3. Il n'est pas contesté que le dossier de demande de permis de construire valant autorisation d'exploitation commerciale déposé par la société Cosfateo le 8 février 2021 était complet. Il ressort des pièces du dossier que la commune de Falaise, par un courrier du 24 février 2021, a notifié à la société Cosfateo des informations relatives aux modifications de délai prévues par les articles R. 423-24 à R. 423-33 du code de l'urbanisme, justifiant une prolongation du délai d'instruction de droit commun de trois mois de deux fois un mois au titre des délais d'instruction particuliers du a) et du c) de l'article R. 424-24 du code de l'urbanisme, ce qui a eu pour effet de porter ce délai d'instruction à cinq mois.
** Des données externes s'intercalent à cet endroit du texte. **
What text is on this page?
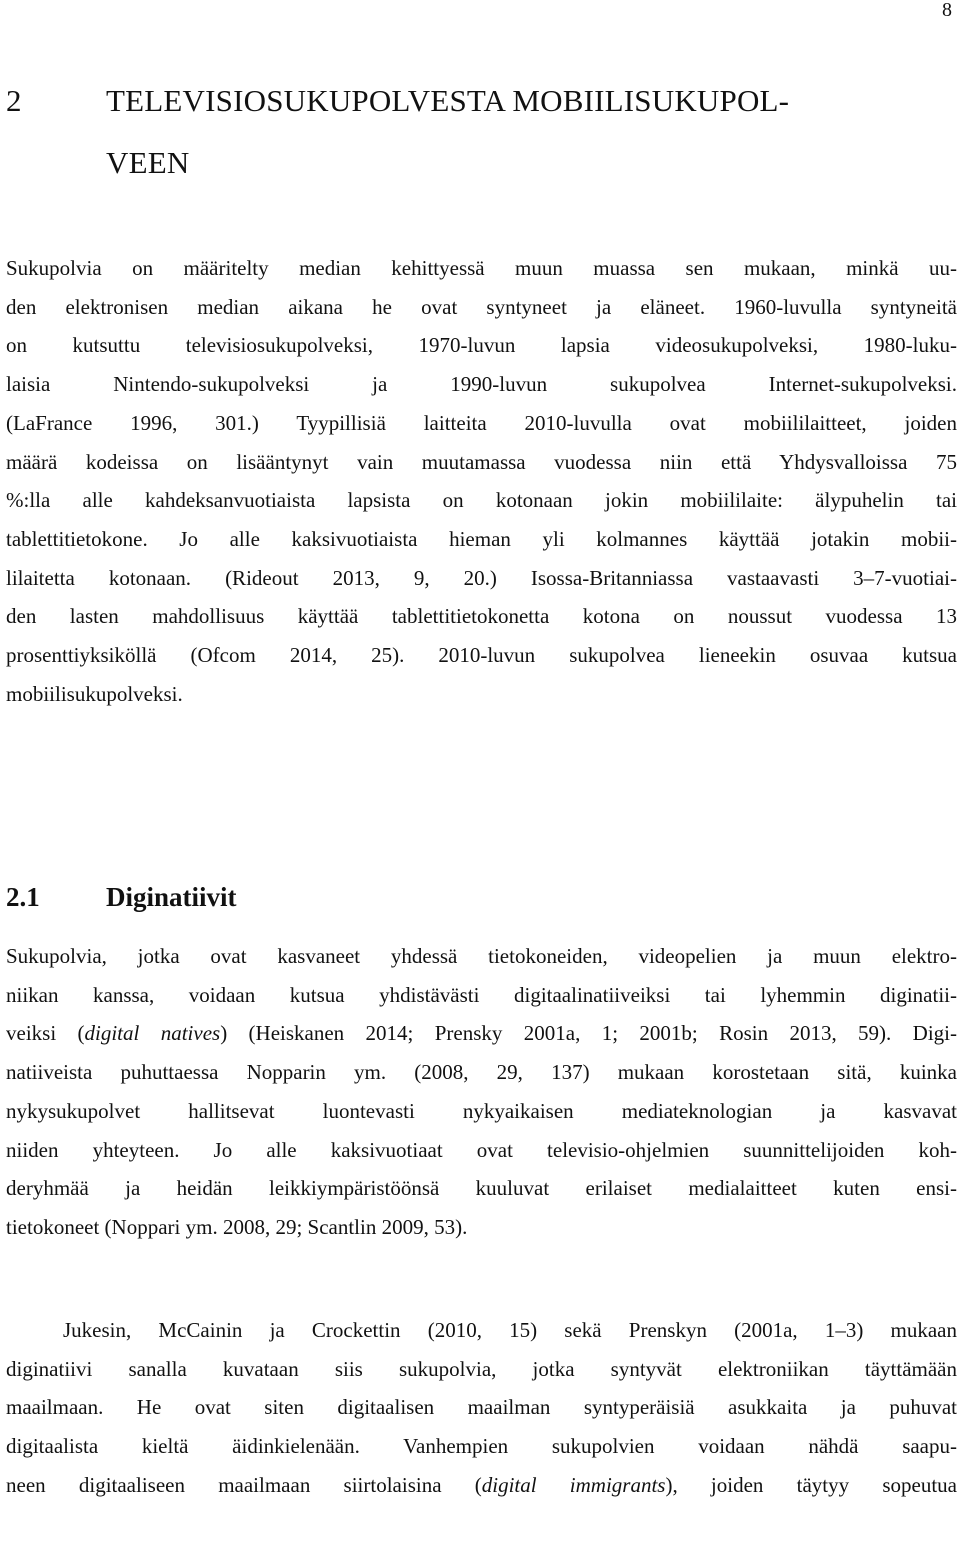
8
2	TELEVISIOSUKUPOLVESTA MOBIILISUKUPOL-
VEEN

Sukupolvia on määritelty median kehittyessä muun muassa sen mukaan, minkä uu-
den elektronisen median aikana he ovat syntyneet ja eläneet. 1960-luvulla syntyneitä
on kutsuttu televisiosukupolveksi, 1970-luvun lapsia videosukupolveksi, 1980-luku-
laisia Nintendo-sukupolveksi ja 1990-luvun sukupolvea Internet-sukupolveksi.
(LaFrance 1996, 301.) Tyypillisiä laitteita 2010-luvulla ovat mobiililaitteet, joiden
määrä kodeissa on lisääntynyt vain muutamassa vuodessa niin että Yhdysvalloissa 75
%:lla alle kahdeksanvuotiaista lapsista on kotonaan jokin mobiililaite: älypuhelin tai
tablettitietokone. Jo alle kaksivuotiaista hieman yli kolmannes käyttää jotakin mobii-
lilaitetta kotonaan. (Rideout 2013, 9, 20.) Isossa-Britanniassa vastaavasti 3–7-vuotiai-
den lasten mahdollisuus käyttää tablettitietokonetta kotona on noussut vuodessa 13
prosenttiyksiköllä (Ofcom 2014, 25). 2010-luvun sukupolvea lieneekin osuvaa kutsua
mobiilisukupolveksi.

2.1 Diginatiivit

Sukupolvia, jotka ovat kasvaneet yhdessä tietokoneiden, videopelien ja muun elektro-
niikan kanssa, voidaan kutsua yhdistävästi digitaalinatiiveiksi tai lyhemmin diginatii-
veiksi (digital natives) (Heiskanen 2014; Prensky 2001a, 1; 2001b; Rosin 2013, 59). Digi-
natiiveista puhuttaessa Nopparin ym. (2008, 29, 137) mukaan korostetaan sitä, kuinka
nykysukupolvet hallitsevat luontevasti nykyaikaisen mediateknologian ja kasvavat
niiden yhteyteen. Jo alle kaksivuotiaat ovat televisio-ohjelmien suunnittelijoiden koh-
deryhmää ja heidän leikkiympäristöönsä kuuluvat erilaiset medialaitteet kuten ensi-
tietokoneet (Noppari ym. 2008, 29; Scantlin 2009, 53).

Jukesin, McCainin ja Crockettin (2010, 15) sekä Prenskyn (2001a, 1–3) mukaan
diginatiivi sanalla kuvataan siis sukupolvia, jotka syntyvät elektroniikan täyttämään
maailmaan. He ovat siten digitaalisen maailman syntyperäisiä asukkaita ja puhuvat
digitaalista kieltä äidinkielenään. Vanhempien sukupolvien voidaan nähdä saapu-
neen digitaaliseen maailmaan siirtolaisina (digital immigrants), joiden täytyy sopeutua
Eu égard au fait qu'il y a lieu d'y ajouter le délai de prolongation exceptionnelle de cinq mois mentionné par les dispositions de l'article R. 423-36-1 du même code, il ressort des pièces du dossier qu'une décision implicite de rejet de la demande de la société Cosfateo est née le 9 décembre 2021. Dans ces conditions, la société Alfage et la CNAC ne sont pas fondées à soutenir que la requête de la communauté de communes Pays de Falaise enregistrée au greffe de la cour le 27 décembre 2021 serait tardive.
4. D'autre part, la communauté de communes Pays de Falaise, dont le président avait d'ailleurs siégé à la réunion de la CDAC du 14 avril 2021, a notamment pour compétence, en vertu du 2° du I de l'article L. 5214-16 du code général des collectivités territoriales et de ses statuts, les actions de développement économique en matière de " création, aménagement, entretien et gestion de zones d'activité industrielle, commerciale, tertiaire, artisanale ". Or le terrain d'assiette du projet, dont elle est au surplus propriétaire, se situe dans la zone d'activités " Expansia ", au nord de Falaise, qu'elle a créée en 2017 et dont elle a la charge. Elle justifie ainsi d'un intérêt lui donnant qualité pour agir contre la décision attaquée qui refuse l'implantation d'un commerce sur le territoire de la commune de Falaise dans la zone d'activités dédiée. Dans ces conditions, la société Alfage et la CNAC ne sont pas fondées à soutenir que la communauté de communes Pays de Falaise ne disposerait pas d'un intérêt lui donnant qualité pour agir contre la décision attaquée.
Sur la maîtrise foncière du terrain d'assiette du projet :
5. Aux termes de l'article R. 752-4 du code de commerce : " La demande d'autorisation d'exploitation commerciale est présentée : a) Soit par le ou les propriétaires du ou des terrains ou immeubles, par toute personne justifiant d'un titre du ou des propriétaires l'habilitant à exécuter les travaux ou par le mandataire d'une de ces personnes (...) ".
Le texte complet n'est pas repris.